The Joint Research Center for Food Safety will promote international collaborative research and extension for food safety in China and the U.S. It will conduct research on global food safety-related policies; establish an international, high-level research platform for food safety research; propose solutions for hazards in the food-industry value chain; and develop models for implementation of international food safety standards and risk management. UC Davis and Northwest Agricultural and Forestry University will engage other research faculty from the U.S. and China in the new center.

Students from both UC Davis and China will be offered opportunities to study and train in each other’s countries. UC Davis faculty members currently have extensive collaborations with several Chinese universities, and the new joint research center is intended to expand these and initiate new activities.

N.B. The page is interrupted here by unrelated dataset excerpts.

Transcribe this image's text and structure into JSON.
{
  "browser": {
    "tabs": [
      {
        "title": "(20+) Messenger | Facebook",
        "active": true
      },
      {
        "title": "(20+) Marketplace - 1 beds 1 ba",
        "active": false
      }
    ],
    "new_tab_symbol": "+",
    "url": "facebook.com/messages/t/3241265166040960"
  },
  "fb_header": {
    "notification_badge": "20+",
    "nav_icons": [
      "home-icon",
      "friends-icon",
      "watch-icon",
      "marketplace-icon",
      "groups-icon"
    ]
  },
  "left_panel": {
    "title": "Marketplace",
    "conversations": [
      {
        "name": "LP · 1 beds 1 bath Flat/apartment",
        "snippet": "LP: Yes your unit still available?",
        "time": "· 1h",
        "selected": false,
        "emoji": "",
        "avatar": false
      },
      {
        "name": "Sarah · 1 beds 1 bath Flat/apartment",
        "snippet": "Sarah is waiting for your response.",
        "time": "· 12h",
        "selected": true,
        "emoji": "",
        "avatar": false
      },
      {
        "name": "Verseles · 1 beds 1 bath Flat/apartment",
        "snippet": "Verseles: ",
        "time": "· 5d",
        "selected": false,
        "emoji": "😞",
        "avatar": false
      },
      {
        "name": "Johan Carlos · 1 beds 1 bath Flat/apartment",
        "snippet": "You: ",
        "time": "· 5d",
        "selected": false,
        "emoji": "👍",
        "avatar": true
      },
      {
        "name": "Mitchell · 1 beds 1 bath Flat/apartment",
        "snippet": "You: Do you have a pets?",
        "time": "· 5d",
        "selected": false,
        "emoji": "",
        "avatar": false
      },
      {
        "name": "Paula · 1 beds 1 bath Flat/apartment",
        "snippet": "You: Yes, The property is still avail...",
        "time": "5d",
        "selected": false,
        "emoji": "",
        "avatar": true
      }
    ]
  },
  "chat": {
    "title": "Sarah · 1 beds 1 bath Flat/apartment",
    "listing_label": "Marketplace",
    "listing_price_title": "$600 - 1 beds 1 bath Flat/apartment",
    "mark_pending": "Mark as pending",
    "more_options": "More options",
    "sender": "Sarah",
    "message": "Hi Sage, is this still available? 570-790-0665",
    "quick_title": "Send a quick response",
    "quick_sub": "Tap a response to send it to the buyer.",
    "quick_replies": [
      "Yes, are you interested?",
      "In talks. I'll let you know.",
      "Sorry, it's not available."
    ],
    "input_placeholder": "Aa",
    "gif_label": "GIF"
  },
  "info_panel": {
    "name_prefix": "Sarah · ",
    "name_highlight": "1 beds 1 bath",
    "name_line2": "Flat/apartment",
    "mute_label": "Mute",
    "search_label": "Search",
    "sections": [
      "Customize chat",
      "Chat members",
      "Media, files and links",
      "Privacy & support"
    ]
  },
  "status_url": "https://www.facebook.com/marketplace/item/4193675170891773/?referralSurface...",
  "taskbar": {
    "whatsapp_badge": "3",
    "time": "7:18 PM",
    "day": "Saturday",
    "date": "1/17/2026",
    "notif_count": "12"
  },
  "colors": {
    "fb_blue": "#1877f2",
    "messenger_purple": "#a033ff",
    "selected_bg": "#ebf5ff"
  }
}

On the September 12, 2014 celebration of the 80-year anniversary of the founding of China’s Northwest Agricultural and Forestry University, working details for the new center will be laid out.

“The food industry has become the largest industry in China; and food safety is a critical area for China and the U.S. to have creative cooperation and learn from each other,” said Zhang Laiwu, China’s vice minister of science and technology. “It not only involves technologies, but also policies and management. The fruitful cooperation will also be important to ensure food security.”

He added that the new cooperative agreement among UC Davis, Northwest Agricultural and Forestry University, Yangling National Agricultural High Tech Demonstration Zone, and Zhuhai Municipality of China is a creative platform for cooperation in improving food safety.

World Food Center at UC Davis and the UC Global Food Initiative

The World Food Center at UC Davis was established in 2013 to increase the economic benefit from campus research; influence national and international policy; and convene teams of scientists and innovators from industry, academia, government and nongovernmental organizations to tackle food-related challenges in California and around the world.

The UC Global Food Initiative is building on existing efforts such as the World Food Center and other endeavors at UC Davis, while creating new collaborations among the 10 UC campuses, affiliated national laboratories and the systemwide division of Agriculture and Natural Resources to support healthy eating, sustainable agriculture and food security. More information about the UC Global Food Initiative.

Other food-related collaborations with China

UC Davis faculty are currently involved in numerous collaborative research projects in China, including four food-safety efforts that specialize in the genomics of food-borne diseases, dairy safety, waterborne diseases and livestock, and environmental chemicals.